Soon after, every issue in the district was elbowed aside on August 12 by the ugly “Unite the Right” rally in Charlottesville. White supremacists, K.K.K. members, and neo-Nazis descended on Emancipation Park to show support for the statue of Confederate General Robert E. Lee on his horse, Traveller, erected in 1924 during Jim Crow—a monument that some in the Charlottesville city council had hoped to remove. The night before, on the University of Virginia campus, their preferred chants were Blood and soil and Jews will not replace us. The marchers felt they had a friend in the White House. And when they severely beat counter-protesters (as police stood by), and one neo-Nazi plowed his car into a crowd of peaceful demonstrators, killing a young protester named Heather Heyer, Trump did not disappoint. He told the nation there were “very fine people on both sides.”

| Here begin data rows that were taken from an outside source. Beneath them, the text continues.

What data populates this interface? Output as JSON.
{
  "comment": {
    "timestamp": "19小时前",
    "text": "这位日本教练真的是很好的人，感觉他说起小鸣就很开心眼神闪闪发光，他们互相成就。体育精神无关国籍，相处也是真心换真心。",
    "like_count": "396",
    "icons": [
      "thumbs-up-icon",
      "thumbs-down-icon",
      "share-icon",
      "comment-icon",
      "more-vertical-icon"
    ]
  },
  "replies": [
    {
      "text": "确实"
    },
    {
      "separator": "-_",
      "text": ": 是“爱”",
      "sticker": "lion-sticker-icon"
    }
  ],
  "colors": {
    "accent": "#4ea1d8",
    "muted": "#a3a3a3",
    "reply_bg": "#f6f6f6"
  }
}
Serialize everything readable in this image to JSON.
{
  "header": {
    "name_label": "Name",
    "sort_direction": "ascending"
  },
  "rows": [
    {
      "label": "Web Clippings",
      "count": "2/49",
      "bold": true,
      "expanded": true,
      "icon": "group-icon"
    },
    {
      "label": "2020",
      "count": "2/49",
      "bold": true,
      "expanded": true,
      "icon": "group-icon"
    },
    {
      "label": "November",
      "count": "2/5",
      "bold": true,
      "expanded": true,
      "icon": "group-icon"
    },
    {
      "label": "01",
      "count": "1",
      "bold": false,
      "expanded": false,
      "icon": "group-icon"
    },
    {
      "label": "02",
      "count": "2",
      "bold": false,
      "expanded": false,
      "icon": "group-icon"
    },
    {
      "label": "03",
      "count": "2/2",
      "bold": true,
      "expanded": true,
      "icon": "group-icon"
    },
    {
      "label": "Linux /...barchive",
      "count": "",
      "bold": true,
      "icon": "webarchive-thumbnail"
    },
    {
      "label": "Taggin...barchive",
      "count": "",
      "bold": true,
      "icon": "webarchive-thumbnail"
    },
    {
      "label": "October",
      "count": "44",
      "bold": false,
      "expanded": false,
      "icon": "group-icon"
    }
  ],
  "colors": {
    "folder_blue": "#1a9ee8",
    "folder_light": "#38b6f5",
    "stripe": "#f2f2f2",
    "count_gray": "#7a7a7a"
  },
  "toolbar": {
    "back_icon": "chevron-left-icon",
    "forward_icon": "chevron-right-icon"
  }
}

Doris Gelbman took exception to that. Doris is a respected attorney in Charlottesville who happens to be both of Jewish descent and gay. Her office is a few blocks from the park. She is the daughter of a Holocaust survivor. In the days preceding the rally, Doris tweeted her feelings about neo-Nazis showing up in town. The responses she received were chilling. They made comments about their belief that the Holocaust never happened, she told me. They asked me whether I knew where the skin from my father’s family was. They could buy it on eBay on a lamp shade. Gelbman felt vulnerable because the tweeters clearly knew her office address, which is public information. I came to the conclusion that the Second Amendment applies to all of us, she said. I went out and bought a gun.

The person who best understood the terror and despair unleashed by the rally was Susan Bro, the mother of Heyer. My children were not brought up to be prejudiced, she told me. I’ve known white supremacists in our county. Some said I shouldn’t have brought Heather up the way I did, to be involved. ‘She should have kept her head down.’ But I would always take a quiet stand, wherever I’ve lived, for racial equality, gender equality, gay rights.

Things were tough when she was raising Heather and her brother, Nicholas. We fell between the cracks. My kids never saw a dentist but twice in their lives. I remember when I was too poor to take the bus. Through it all, she raised a family that cared deeply about social justice. She understands that living in harsh conditions like hers can sometimes turn people into extremists. She thinks that hard times with no financial fallback may have helped breed the attitudes of some of the Nazi followers. And yet she wants the leaders of these groups to be held accountable for what happened to Heather. She was with a peaceful, nonviolent group. She had nothing but keys and her phone in her back pocket.

Days later, at the Methodist church behind Emancipation Park, the Reverend William Barber spoke to a packed house. His theme was the birth of a new civil-rights movement. If one thing could come out of the tragedy of Heyer’s death, he said, it would be a breakthrough in race relations, a new beginning. The reaction to his words was thunderous as the congregation stamped its feet.

I can still hear those stamping feet. The 5th District has become the front line in the age of Trump. John Lewis knows how to respond. I can still hear his words: Get up there and lead.

As I travel around the district, people often say, It’s your time—time for a woman. I feel that I am part of a tidal wave of women in 2018. When I went to a “candidates’ week” event in Washington, I sat at a table with Congresswoman Frankel and a group of women hopefuls. These are my girls, Frankel told the minority whip. I asked all of them to tell me their backgrounds. Air Force, Navy, C.I.A., tech executive, union organizer. There were no politicians among them. Each was highly qualified in her own field. Each was determined to win.

Thank you, Mr. Trump, for propelling me into such good company.